Sorry can’t help much but you have my upmost sympathies. Have a talk with your Onc and see what they say.

Best wishes, Deborahxxx

Hi Nickib

Sorry you are feeling so awful, I can relate to that.

I took Tamoxifen for a year and I felt much like you do, I don’t think there was a day when I felt like myself. Like you I had mid grade cancer, no lymph nodes and did’nt have to have chemo. I am past the menopause so was changed to Arimidex which I’am afraid made no difference in fact I had added joint pains then. I decided that when I saw my consultant next I was going to explain how I felt and that’s what I did. He told me that as my prognoses was good and I was only getting a small benefit I could stop taking them, that really surprised me, if he had insisted that I really needed to continue then I suppose I would have done.

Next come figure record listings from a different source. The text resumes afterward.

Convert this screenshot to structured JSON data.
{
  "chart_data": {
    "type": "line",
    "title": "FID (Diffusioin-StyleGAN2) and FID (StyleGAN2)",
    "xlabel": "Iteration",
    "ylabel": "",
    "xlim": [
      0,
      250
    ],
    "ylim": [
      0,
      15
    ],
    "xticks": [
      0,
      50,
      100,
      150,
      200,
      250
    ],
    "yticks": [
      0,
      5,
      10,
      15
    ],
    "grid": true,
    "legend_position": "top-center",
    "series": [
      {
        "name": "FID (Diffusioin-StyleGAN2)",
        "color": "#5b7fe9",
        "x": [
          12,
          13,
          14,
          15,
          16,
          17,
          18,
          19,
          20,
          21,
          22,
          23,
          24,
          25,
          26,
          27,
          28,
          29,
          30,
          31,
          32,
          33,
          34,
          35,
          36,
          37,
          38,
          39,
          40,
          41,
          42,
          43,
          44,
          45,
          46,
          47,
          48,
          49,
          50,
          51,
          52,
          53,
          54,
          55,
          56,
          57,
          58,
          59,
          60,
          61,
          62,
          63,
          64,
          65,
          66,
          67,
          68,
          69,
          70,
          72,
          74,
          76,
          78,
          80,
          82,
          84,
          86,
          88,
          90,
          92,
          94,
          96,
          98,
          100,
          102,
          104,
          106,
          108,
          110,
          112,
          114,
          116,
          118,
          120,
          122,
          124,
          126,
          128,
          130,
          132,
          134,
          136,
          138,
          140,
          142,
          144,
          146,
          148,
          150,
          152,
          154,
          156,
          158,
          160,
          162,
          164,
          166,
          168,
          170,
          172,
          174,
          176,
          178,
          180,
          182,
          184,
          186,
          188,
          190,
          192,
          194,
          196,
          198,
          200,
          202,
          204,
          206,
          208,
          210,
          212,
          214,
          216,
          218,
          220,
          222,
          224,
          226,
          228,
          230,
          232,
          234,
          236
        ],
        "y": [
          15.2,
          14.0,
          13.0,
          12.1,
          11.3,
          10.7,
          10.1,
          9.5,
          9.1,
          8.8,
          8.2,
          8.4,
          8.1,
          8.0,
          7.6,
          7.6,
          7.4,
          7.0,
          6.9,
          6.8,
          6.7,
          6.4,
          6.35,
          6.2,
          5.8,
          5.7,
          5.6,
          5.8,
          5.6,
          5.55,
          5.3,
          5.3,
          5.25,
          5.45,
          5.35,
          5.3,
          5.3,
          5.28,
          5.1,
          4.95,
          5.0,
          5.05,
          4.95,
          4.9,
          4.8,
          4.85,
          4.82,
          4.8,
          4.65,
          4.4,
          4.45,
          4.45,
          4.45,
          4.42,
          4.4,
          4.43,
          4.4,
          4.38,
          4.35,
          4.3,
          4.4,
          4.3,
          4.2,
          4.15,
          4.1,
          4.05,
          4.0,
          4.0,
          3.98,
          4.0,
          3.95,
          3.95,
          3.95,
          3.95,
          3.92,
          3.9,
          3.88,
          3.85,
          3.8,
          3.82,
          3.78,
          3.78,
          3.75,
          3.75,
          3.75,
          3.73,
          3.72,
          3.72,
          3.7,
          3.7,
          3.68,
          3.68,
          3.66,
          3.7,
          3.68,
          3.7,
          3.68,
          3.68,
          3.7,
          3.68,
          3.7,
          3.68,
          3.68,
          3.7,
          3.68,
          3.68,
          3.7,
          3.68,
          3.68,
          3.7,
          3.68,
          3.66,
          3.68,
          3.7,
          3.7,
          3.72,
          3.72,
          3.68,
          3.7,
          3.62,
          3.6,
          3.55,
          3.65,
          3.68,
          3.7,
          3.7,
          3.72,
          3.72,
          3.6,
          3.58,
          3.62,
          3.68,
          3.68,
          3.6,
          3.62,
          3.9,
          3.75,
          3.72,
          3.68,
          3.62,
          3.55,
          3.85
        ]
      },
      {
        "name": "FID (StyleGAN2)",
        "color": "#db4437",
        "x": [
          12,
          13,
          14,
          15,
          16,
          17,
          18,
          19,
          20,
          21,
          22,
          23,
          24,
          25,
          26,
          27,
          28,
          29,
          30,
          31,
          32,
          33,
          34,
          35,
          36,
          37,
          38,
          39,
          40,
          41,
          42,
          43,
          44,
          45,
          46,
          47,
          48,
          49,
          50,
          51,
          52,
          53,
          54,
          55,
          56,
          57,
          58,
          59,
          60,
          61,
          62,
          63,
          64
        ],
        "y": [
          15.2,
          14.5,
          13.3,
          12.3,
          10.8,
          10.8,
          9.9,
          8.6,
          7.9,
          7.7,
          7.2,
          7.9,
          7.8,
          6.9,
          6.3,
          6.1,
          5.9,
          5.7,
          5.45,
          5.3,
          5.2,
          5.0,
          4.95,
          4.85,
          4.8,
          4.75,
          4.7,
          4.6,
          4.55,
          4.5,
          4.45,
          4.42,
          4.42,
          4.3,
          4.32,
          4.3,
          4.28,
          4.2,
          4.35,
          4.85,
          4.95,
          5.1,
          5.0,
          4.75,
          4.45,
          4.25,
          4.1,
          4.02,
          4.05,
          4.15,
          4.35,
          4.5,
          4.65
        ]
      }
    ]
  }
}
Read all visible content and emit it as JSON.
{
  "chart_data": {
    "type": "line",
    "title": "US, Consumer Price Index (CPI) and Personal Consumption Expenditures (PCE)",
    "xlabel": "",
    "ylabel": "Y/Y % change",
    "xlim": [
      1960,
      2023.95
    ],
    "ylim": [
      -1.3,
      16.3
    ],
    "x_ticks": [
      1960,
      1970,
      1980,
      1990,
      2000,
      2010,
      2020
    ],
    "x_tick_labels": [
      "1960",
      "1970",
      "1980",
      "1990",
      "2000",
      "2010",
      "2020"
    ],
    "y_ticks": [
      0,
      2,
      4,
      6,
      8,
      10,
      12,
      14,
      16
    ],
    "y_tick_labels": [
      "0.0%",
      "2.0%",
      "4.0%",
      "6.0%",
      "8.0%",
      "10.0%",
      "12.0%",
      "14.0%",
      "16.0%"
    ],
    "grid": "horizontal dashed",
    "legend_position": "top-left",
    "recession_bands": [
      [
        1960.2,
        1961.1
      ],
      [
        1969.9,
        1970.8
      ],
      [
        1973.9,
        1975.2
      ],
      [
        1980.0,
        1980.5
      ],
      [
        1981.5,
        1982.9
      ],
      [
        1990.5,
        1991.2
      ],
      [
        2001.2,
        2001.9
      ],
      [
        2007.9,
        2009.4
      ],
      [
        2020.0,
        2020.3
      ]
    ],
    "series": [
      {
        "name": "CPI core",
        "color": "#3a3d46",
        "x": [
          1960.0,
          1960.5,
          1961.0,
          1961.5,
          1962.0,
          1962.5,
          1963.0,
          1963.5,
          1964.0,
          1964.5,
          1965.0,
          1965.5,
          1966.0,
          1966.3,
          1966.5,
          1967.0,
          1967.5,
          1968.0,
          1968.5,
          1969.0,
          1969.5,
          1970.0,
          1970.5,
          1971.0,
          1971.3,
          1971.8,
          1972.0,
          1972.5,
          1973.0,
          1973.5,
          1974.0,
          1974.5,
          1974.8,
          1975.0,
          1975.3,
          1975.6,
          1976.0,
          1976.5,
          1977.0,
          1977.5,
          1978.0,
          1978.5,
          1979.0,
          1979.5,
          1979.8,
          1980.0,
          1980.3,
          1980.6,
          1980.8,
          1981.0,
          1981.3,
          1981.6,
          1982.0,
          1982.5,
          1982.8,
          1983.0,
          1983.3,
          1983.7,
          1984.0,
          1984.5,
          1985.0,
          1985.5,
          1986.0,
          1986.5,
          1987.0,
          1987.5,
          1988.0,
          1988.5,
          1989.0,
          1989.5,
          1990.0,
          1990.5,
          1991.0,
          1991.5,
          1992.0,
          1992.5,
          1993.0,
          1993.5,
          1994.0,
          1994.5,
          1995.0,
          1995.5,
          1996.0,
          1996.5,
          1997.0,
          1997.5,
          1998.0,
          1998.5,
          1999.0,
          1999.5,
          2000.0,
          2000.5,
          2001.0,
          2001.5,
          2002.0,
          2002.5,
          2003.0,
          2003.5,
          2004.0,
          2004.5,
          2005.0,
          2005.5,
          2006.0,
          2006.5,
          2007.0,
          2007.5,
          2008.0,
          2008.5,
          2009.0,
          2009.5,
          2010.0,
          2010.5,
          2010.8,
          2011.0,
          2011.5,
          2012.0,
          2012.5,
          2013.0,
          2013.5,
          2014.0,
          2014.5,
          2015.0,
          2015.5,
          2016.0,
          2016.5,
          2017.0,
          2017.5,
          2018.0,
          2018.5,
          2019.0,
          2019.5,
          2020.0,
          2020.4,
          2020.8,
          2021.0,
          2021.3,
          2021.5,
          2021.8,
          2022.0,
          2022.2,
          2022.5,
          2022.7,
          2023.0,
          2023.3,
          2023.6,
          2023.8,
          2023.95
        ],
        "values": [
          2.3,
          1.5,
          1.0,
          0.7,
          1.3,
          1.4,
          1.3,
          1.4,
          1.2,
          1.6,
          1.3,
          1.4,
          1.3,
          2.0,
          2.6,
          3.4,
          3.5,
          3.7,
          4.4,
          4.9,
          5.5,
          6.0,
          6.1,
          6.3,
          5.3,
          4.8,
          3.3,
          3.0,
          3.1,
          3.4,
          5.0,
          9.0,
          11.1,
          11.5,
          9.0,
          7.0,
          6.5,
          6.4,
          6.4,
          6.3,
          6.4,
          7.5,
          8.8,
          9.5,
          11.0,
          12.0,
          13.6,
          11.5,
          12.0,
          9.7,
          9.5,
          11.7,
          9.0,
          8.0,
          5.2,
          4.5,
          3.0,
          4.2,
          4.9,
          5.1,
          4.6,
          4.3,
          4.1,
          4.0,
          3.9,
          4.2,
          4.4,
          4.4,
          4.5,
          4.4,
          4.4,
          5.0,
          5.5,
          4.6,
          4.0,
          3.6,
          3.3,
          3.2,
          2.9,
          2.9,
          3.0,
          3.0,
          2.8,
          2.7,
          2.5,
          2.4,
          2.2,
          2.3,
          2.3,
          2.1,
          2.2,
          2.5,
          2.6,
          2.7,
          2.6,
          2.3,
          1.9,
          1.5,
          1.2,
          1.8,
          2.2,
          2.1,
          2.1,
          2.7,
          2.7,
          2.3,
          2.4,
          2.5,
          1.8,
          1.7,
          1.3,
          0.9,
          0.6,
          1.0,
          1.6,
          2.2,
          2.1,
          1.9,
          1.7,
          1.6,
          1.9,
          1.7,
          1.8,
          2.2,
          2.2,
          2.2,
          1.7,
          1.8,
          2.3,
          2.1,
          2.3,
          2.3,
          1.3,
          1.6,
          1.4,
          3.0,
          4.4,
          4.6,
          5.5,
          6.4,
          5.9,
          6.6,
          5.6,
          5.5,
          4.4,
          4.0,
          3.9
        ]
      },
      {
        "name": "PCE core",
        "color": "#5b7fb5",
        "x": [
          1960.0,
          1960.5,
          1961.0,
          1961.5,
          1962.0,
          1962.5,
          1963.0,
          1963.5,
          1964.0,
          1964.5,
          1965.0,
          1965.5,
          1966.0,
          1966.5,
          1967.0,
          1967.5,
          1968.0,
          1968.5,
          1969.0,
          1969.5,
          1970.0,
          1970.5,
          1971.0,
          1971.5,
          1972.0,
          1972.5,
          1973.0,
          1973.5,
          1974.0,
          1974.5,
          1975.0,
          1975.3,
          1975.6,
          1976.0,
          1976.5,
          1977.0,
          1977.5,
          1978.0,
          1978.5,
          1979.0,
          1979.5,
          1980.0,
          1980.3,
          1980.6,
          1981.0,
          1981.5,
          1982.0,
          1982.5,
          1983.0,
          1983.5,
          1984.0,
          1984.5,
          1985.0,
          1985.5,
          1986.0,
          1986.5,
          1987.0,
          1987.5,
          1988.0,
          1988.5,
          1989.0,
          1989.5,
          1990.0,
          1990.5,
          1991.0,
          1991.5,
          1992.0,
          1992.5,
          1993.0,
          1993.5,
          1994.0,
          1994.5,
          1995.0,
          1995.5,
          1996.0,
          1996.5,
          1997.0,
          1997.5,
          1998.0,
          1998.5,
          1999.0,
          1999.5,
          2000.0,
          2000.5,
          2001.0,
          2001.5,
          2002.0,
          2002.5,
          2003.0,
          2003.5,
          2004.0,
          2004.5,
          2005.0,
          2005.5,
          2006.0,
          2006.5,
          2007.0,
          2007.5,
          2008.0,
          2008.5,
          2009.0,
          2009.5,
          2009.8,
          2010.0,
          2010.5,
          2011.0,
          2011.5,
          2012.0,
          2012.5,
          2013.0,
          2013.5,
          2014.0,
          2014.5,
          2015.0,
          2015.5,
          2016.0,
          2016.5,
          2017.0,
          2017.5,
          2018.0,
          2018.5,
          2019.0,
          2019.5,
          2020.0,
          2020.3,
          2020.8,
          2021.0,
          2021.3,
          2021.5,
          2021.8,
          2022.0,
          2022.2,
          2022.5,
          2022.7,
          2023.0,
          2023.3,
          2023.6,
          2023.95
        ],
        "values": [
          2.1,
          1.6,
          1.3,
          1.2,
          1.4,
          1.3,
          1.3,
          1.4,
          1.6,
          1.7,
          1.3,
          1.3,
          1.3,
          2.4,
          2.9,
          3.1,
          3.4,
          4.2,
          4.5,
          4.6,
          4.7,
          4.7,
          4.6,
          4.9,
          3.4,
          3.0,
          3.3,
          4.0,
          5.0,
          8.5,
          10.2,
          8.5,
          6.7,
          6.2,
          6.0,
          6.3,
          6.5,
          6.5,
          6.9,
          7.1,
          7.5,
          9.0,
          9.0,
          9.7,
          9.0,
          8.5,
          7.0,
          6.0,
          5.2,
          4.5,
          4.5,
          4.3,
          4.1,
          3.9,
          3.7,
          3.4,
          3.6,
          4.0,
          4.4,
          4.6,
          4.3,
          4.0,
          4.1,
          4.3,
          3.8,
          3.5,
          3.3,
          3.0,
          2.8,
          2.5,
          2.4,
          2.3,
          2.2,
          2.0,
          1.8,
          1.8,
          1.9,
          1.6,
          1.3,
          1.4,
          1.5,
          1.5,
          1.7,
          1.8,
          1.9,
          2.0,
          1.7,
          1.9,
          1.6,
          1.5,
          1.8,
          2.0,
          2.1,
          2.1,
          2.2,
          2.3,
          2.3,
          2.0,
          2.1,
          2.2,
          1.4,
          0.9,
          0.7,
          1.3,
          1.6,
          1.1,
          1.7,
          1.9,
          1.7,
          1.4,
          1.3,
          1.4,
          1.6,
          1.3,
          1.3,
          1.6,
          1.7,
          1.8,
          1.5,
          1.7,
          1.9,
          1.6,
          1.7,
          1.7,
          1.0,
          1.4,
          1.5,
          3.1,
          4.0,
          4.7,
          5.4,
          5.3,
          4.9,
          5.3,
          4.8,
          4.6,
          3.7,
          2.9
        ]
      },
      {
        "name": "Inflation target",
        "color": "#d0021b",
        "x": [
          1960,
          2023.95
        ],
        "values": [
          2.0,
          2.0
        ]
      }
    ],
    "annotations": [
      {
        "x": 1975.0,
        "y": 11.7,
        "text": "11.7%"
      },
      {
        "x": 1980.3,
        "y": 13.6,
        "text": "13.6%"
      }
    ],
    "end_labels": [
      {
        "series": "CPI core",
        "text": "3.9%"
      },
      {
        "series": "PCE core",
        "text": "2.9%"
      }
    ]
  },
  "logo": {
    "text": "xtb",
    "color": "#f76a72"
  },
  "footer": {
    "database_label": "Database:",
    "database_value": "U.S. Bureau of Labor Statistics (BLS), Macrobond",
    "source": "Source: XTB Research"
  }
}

I have been off them now for almost 3 months and feel better than I have for the past 18 months and for the present I am happy with my decision.

So no I don’t think you are mad to think about stopping taking them but first discuss it with your consultant, at the end of the day it has to be our choice but it helps if they are in agreement.

Let us know how you get on.

Take care.

Jan

Total Sympathy Hi Nicki

No miracle solution - but total empathy. I have been on tamoxifen for 2 years and feel really dreadful all the time. I am so fed-up and am often in tears - can’t stand the CR TV ad about “I got my life back” because I don’t feel I have.

I didn’t have chemo - just WLE and rads so I know it is tamoxifen that is causing the problems. I feel as if I am 90 not 47. Apparently if you are pre-menopausal you are more likely to suffer debilitating side effects. Despite supplying oodles of info my ex husband is demanding even more info as to why I have not yet returned to work.

I know people that have come off tamoxifen and have felt so very much better. I totally respect their decisions - it’s not the right decision for me though. I think you have to give it some serious thought.

Have you tried changing brands? My GP was really good about trying different ones out to see if the side effects could be lessened. I felt much much better on Nolvadex but it had the side effect of making my stomach swollen - no exagerration I looked 7 months pregnant and literally couldn’t do my trousers up. I couldn’t put up with that. I’m now on Soltamox - liquid version - and the nausea isn’t quite so bad. It hasn’t solved the endless fatigue problem but at least I don’t constantly feel like throwing up. I really would urge you to give different ones a try.

I feel for you - tamoxifen problems really suck. Doesn’t help that all my friends (non bc ones) think I must be fine now…

Love

bjj xx

Hi Nicki I refused hormone treatment having tried it and suffering the side effects. I had chemo and enough was enough.

How long do you have to take it for? I note you were diagnosed in 05, so I assume that you have been taking it for at least a year.

According to my surgeons, (I have had 2), and the research I have done myself, hormone treatment makes a max of a 4% difference for most people, most of that protective effect is gained in the first year.

The reason that most women are taken off it after 5 years is because IF there are still cancer cells within the body it is possible for them to mutate after that time, rendering the drugs ineffective.

Why don’t you speak to your oncologist and ask him/her to spell out to you in percentages what the actual difference is to you at this point?
Make sure you ask first what difference the surgery makes in % terms first. (I say this because my chap tends to be a little over enthusiastic with his figs, he tried to tell me that hormone treatment would make a difference of 11% for me, which not only contradicted his own figures but made the possibility of the BC coming back -1, which is impossible!)

Forgive me for sounding bleak but none of the treatment we receive is a guarantee. Once you have all the facts, you may decide, as I did, that quality is more important than potential quantity.